Archbishop Henryk Muszynski of Gniezno said he never signed any secret police documents and felt "painfully shocked" when recently he was shown documents by the Church's historical commission listing him as a secret collaborator since 1984.
Archbishop Muszynski told Poland's Catholic information agency, KAI, that he had been required to meet with communist regime agents as a condition for obtaining a passport to travel abroad in the 1970s and had later faced pressure from the secret police.
"I was placed under surveillance, interrogated and induced to collaborate, but I never agreed -- instead, I encountered various forms of repression," he said. "I wish to declare with total resolution that I never consented to any form of SB cooperation, whether verbal or written. Nor did I agree to any meeting voluntarily or at my own initiative. They were all either necessary or forced on me."

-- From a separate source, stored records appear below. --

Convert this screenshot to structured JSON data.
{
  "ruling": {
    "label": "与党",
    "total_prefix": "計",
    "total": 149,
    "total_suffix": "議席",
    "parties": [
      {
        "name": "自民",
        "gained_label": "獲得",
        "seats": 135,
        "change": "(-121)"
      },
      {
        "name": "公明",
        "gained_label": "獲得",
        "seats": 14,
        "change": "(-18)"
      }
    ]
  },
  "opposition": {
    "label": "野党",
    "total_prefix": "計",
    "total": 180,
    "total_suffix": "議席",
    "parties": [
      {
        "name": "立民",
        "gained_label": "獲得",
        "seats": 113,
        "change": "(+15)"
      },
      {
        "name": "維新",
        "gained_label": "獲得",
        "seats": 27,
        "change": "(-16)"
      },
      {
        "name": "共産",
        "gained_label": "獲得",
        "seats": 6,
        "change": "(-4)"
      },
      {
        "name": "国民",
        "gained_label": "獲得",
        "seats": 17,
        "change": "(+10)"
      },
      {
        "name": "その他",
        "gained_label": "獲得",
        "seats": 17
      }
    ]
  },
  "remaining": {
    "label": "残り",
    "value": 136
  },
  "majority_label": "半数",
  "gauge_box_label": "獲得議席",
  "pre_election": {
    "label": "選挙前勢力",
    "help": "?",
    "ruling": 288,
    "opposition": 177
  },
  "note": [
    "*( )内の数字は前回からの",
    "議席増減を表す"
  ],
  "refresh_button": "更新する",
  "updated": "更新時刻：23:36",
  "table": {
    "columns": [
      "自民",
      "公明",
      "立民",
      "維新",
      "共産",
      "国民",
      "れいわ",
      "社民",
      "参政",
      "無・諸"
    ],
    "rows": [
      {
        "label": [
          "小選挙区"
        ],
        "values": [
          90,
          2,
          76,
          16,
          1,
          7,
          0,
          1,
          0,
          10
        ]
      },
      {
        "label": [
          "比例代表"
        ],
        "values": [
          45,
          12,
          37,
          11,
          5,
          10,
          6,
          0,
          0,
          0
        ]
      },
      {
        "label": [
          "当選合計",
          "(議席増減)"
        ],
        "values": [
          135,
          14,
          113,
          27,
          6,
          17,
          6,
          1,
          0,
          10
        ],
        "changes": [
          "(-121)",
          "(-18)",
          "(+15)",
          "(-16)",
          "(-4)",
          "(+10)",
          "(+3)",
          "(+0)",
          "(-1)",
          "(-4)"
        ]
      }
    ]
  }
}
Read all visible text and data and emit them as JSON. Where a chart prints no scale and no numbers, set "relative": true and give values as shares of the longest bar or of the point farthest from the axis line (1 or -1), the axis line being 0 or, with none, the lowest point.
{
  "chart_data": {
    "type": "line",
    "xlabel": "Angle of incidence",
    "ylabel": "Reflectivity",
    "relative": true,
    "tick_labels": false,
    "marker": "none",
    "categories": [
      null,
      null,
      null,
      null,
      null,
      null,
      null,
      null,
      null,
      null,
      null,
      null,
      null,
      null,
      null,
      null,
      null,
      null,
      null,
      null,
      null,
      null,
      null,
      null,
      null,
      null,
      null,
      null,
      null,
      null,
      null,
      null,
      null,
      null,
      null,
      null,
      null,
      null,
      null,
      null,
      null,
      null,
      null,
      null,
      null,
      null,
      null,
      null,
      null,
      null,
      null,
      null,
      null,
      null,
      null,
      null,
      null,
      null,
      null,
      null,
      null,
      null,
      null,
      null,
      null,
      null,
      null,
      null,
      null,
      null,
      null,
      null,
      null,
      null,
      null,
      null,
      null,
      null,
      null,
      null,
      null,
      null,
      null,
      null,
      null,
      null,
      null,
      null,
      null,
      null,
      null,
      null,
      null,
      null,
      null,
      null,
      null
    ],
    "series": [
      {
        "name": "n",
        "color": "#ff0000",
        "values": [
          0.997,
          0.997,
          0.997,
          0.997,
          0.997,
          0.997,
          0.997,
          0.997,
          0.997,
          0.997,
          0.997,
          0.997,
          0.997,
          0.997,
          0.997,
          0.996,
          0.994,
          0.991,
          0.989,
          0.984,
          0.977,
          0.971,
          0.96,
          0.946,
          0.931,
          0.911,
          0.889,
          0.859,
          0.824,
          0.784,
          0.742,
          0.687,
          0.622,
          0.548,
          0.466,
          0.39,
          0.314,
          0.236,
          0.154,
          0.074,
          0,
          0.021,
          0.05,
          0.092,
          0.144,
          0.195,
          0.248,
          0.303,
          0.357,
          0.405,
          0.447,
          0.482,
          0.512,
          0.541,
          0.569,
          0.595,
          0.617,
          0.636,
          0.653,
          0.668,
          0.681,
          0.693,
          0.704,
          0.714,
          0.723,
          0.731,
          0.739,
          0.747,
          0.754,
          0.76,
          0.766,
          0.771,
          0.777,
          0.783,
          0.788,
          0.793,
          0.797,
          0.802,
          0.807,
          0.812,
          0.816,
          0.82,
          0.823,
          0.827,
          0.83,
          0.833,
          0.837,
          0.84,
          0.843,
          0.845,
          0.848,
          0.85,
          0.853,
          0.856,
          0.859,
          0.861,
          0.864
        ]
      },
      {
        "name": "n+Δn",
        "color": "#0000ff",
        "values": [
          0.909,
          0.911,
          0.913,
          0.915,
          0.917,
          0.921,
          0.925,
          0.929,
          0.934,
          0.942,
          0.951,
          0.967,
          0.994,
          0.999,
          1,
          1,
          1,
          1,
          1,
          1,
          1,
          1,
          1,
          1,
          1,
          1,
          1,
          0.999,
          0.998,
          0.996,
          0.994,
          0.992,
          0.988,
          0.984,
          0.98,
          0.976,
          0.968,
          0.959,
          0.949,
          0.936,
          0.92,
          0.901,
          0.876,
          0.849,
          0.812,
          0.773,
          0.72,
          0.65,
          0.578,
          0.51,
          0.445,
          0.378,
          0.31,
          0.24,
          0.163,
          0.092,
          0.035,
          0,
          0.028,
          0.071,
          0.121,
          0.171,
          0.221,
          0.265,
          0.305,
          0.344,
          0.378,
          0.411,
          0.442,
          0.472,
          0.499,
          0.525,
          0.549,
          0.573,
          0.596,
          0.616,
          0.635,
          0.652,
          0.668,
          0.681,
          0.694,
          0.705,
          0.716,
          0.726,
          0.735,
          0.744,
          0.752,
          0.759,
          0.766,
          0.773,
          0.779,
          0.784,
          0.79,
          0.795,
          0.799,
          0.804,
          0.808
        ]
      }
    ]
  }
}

Most of Poland's Catholic dioceses set up clergy-staffed commissions to check communist secret police archives after the resignation of Archbishop Stanislaw Wielgus. In December 2006, Archbishop Wielgus was named to head the Warsaw Archdiocese, but he resigned Jan. 7, 2007, during what was to have been his own installation Mass, amid claims that he had links with secret police.
Prosecutors discontinued inquiries about the possible falsification of documents in the file of Archbishop Wielgus after finding no evidence to support claims by his supporters that he was framed.